Ricked Wicky – I Sell the Circus

2014 was one of the most up and down years in all my 20+ listening to the music of Robert Pollard. The ups included two first rate albums by the rejuvenated Guided By Voices. The downs included the collapse (again) of Guided By Voices and a rare Robert Pollard album that I couldn’t get along with, under his Teenage Guitar moniker.

It is hard to say what 2015 will bring, or indeed just how many records he will release, but the release of his first album as Ricked Wicky is a pretty stellar start to the year.

Ricked Wicky I Sell The Circus

I Sell the Circus sees Pollard teamed with regulars Todd Tobias and Kevin March as well as Dayton based cover band professional Nick Mitchell. It also sees him producing my favourite non-GBV recording since he called it a day with Boston Spaceships.

It is the Yin to Teenage Guitar’s Yang, showcasing the other side of Robert Pollard’s album style. Where that album was all fuzz and crackle, this is a surprisingly well produced record, where that album was half-formed ideas and snippets this is a set of fully formed psych-pop classics.

It is a remarkably consistent, by Pollard’s standards at least, with no duff tracks on the album. It is also a very well sequenced album, with no risk of front loading the standout tracks. These alternate universe radio favourites are peppered through the album and surprisingly strong for an artist roughly 1 billion tracks into his career.

The attractively titled ‘Piss Face’, completed with distorted slide guitar, is the kind of off-kilter rock that Boston Spaceships exceled at. This is followed immediately by the acoustic ‘Even Today and Tomorrow’ which is what Love might have sounded like if they were fronted by a sozzled former school-teacher rather than Arthur Lee.

‘Frenzy of Blame’ is the most obvious “pop song” on the album, and in the great tradition of Pollard casually throwing in a classic two-thirds of the way through an album. To the converted this will come as no surprise but whether the uneducated will ever take the time to listen to this album is another question.

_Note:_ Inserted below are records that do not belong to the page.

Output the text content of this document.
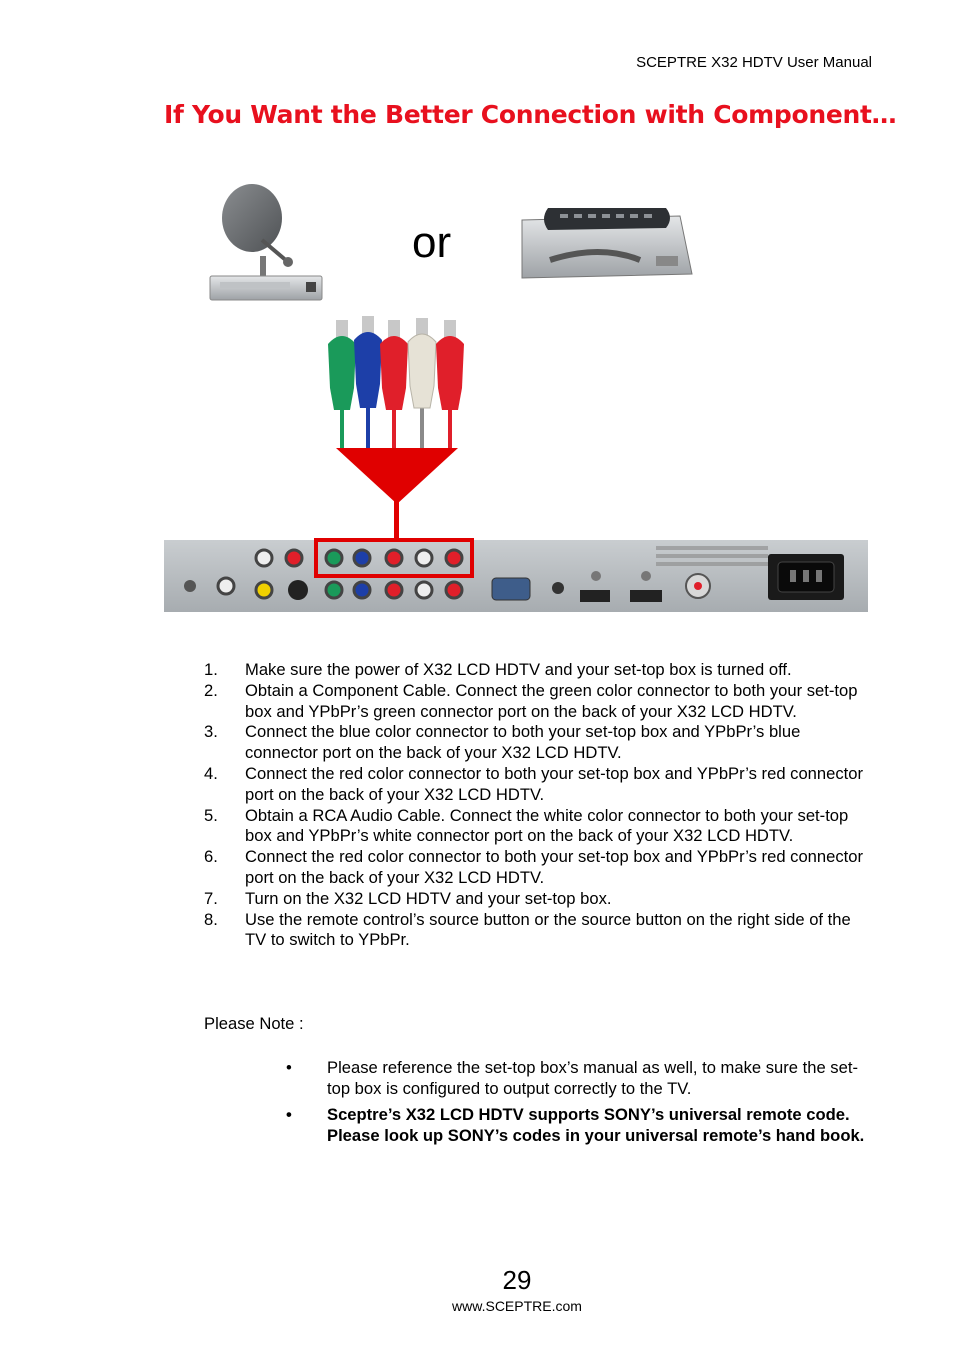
SCEPTRE X32 HDTV User Manual
If You Want the Better Connection with Component…
or
1. Make sure the power of X32 LCD HDTV and your set-top box is turned off.
2. Obtain a Component Cable. Connect the green color connector to both your set-top box and YPbPr’s green connector port on the back of your X32 LCD HDTV.
3. Connect the blue color connector to both your set-top box and YPbPr’s blue connector port on the back of your X32 LCD HDTV.
4. Connect the red color connector to both your set-top box and YPbPr’s red connector port on the back of your X32 LCD HDTV.
5. Obtain a RCA Audio Cable. Connect the white color connector to both your set-top box and YPbPr’s white connector port on the back of your X32 LCD HDTV.
6. Connect the red color connector to both your set-top box and YPbPr’s red connector port on the back of your X32 LCD HDTV.
7. Turn on the X32 LCD HDTV and your set-top box.
8. Use the remote control’s source button or the source button on the right side of the TV to switch to YPbPr.
Please Note :
• Please reference the set-top box’s manual as well, to make sure the set-top box is configured to output correctly to the TV.
• Sceptre’s X32 LCD HDTV supports SONY’s universal remote code. Please look up SONY’s codes in your universal remote’s hand book.
29
www.SCEPTRE.com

Pollard is surely at peace with his place in the musical world, his days of employing star name producers to push his albums a distant memory. In fact he sounds like he is having more fun on this album than he has for a long time. Album closer ‘A Real Slab’ is a case in point as Pollard and co. knock out three and a half minutes of the best Who song the Who never recorded.

If Pollard was to bring out a dozen even better albums this year it wouldn’t be a surprise, but if this is the last record we see from him in 2015 it would be more than enough.